At least 17-20% of a cat’s diet must be composed of animal protein (this requirement is higher in kittens, who need about 26%). A single meal deficient in the amino acid arginine will result in hyperamonemia (excessive ammonia in the blood). Ammonia is TOXIC to a lot of things, especially brain cells. A cat without arginine will die, quickly. And guess what? Arginine is found abundantly in animal protein and not so much in milk/plant proteins. Additionally, cats cannot synthesize the amino acid taurine, which is found in animal proteins. Cats without taurine can develop issues with their eyes and can even become blind. Taurine can be found in soy and other protein sources BUT as we’ve already discussed, cats are not good at utilizing non-animal sources of protein.

So, if your cat doesn’t get animal protein, they are going to be nutritionally deficient, period. No ifs, ands or buts. A vegan/vegetarian diet is unacceptable.

There are two commercially available vegan/vegetarian diets for cats. NEITHER OF THESE has been found to meet the basic dietary standards set up by AAFCO or the AVMA. They are not adequate.

Now, let’s talk about dogs. First thing is first: dogs are NOT wolves. Dogs are descended from wolves, yes, but their digestive systems are somewhat different from the wild wolf (wolves do have SOME amylase but not as much as dogs tend to, according to what I’ve read). Recent genetic studies (attempting to trace the genetic point of domestication in dogs) suggest that most dogs descended from a now-extinct variety of the wolf and that at the time of their domestication, dogs were not scavenging off of man. Dogs may have actually served as hunting partners and came to us in our hunter-gatherer days. Interestingly, those breeds of dog who evolved near humans with agricultural societies developed larger amounts of amylase-producing genes than breeds whose people were less agricultural (huskies are one example).

Dogs CAN digest carbohydrates and feeding more carbs to them will increase the activity of certain enzymes.
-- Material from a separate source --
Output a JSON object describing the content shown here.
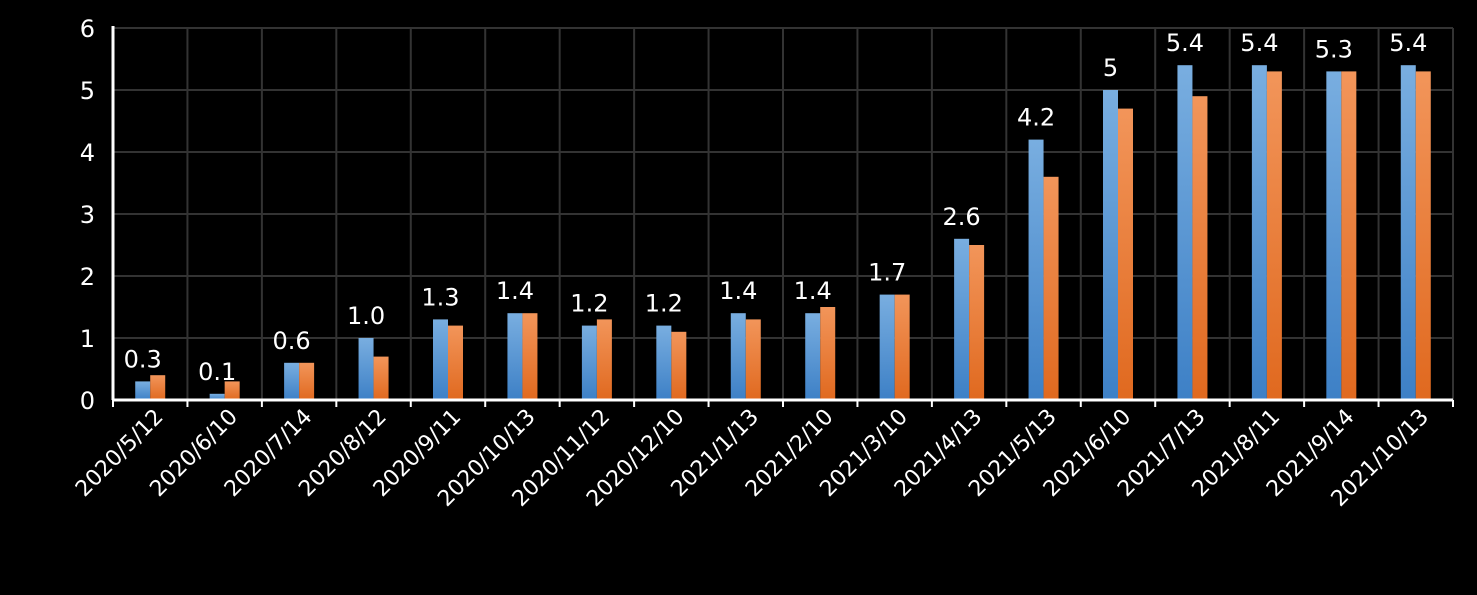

HOWEVER, they still have a minimum protein requirement (around 4% of their diet, 12% for puppies). ALSO, dogs can digest naturally occurring carbohydrates and fats. They are not, however, very efficient at deriving protein from non-animal sources. Are they better than cats at it? Yes. But they are still not as good at it as we are and a dog fed only non-animal protein will almost definitely suffer from a protein deficiency, particularly as there are no vegan/vegetarian diets which meat the basic AAFCO standards. Just because a dog CAN live on a starch-based diet, does not mean they will thrive on it.. 4% of their diet is the BARE MINIMUM FOR SURVIVAL, they need more to do well. Dogs who eat mainly plant proteins suffer from a whole slew of problems. There are, to my knowledge, no reputable vets/organizations who would recommend a vegan/veterinarian diet for a dog.

You are most likely NOT a veterinary nutritionist. You have not taken courses in nutritional physiology and therefore do not have the training necessary to formulate a vegan/vegetarian diet which is not incomplete in some way. Commercial dog foods might not be the best thing, but they at least meet the minimum standards (again, minimum does not equate to best but in comparison to the vegan diets, it’s better).

Animals depend on us for their nutritional needs. It is up to us to provide them with what they have to have in order to thrive. It is fine if you, as a human being with a choice, choose to live as a vegan/vegetarian. But our pets do not have a choice. They should not be forced to live that way.